At the Publisher's request, this title is being sold without Digital Rights Management Software (DRM) applied.
PUBLISHERS WEEKLY
This trenchant treatise from journalist and novelist Doctorow (The Internet Con) explores how and why the internet has devolved into a wasteland of scams, ads, and surveillance. Platforms from Google to Apple to Facebook have deliberately worsened themselves, he argues—as their users "remain trapped in their rotting carcasses unable to escape"—by pursuing monopolistic goals including limited competition, regulatory capture, and diminished worker power, all of which has rendered these platforms not only too big to fail but "too big to care." Some infuriating examples of callousness include Amazon's "mountain of junk fees" for merchants, which make up "nearly 50%" of the company's revenue, and Uber's "algorithmic wage discrimination," which lowers the rates of drivers who work longer hours.

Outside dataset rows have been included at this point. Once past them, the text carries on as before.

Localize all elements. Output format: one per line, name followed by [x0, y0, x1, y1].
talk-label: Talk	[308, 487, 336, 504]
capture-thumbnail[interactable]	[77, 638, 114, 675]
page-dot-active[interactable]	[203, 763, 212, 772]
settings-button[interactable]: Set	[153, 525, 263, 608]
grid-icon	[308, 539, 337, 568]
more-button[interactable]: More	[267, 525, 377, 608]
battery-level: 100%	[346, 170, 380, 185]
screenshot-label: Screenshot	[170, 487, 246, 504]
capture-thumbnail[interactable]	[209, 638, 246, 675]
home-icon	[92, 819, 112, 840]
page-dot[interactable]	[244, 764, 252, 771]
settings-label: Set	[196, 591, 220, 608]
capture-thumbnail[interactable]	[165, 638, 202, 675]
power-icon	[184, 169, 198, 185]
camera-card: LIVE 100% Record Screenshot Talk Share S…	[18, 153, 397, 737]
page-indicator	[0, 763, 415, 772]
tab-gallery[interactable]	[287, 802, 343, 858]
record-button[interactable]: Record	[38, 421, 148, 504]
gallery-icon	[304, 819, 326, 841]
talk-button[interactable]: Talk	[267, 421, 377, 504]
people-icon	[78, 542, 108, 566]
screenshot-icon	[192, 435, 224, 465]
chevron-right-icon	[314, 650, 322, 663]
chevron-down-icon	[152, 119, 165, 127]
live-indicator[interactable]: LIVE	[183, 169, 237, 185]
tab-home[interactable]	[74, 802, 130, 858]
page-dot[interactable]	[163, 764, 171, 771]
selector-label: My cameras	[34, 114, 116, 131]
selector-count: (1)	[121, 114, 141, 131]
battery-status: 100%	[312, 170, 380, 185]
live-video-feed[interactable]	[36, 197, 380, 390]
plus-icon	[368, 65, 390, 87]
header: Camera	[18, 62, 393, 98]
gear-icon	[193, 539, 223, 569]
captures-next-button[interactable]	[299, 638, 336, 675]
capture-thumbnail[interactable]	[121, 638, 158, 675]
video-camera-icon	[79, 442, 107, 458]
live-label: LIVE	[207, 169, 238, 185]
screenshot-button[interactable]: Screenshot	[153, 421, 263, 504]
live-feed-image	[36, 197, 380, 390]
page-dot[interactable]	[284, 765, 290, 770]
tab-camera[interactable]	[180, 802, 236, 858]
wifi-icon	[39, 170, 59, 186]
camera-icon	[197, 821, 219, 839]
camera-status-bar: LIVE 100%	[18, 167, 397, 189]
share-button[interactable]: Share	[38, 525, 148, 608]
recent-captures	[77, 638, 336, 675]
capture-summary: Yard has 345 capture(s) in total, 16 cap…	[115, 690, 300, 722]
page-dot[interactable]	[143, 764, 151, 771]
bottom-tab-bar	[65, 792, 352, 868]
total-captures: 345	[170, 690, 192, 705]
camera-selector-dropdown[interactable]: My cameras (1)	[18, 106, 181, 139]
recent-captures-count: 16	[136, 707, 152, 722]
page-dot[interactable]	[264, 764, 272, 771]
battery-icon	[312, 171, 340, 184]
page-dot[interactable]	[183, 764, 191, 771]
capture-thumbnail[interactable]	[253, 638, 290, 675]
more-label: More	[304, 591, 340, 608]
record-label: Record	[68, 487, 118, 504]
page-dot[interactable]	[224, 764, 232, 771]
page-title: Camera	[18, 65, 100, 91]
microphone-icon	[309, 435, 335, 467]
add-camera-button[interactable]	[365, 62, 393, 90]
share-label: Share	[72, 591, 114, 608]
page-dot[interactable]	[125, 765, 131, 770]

The book's wonky discussions of techno-feudalism and IP are balanced by the author's wry sense of humor—"For a man with a dick-shaped rocket, Jeff Bezos sure has an abiding hatred of our kidneys"—especially his deeply held and repeatedly emphasized contempt for the "extractive" inkjet printer market (the "most depressing category of goods imaginable"). The book staves off doom and gloom with a latter section that analyzes potential remedies, among them antitrust efforts like those pursued by former FTC chair Lina Kahn, recent legislation in Europe, and the unionization of tech workers. The result is a razor-sharp yet subtly optimistic look at the soul-sucking state of the internet.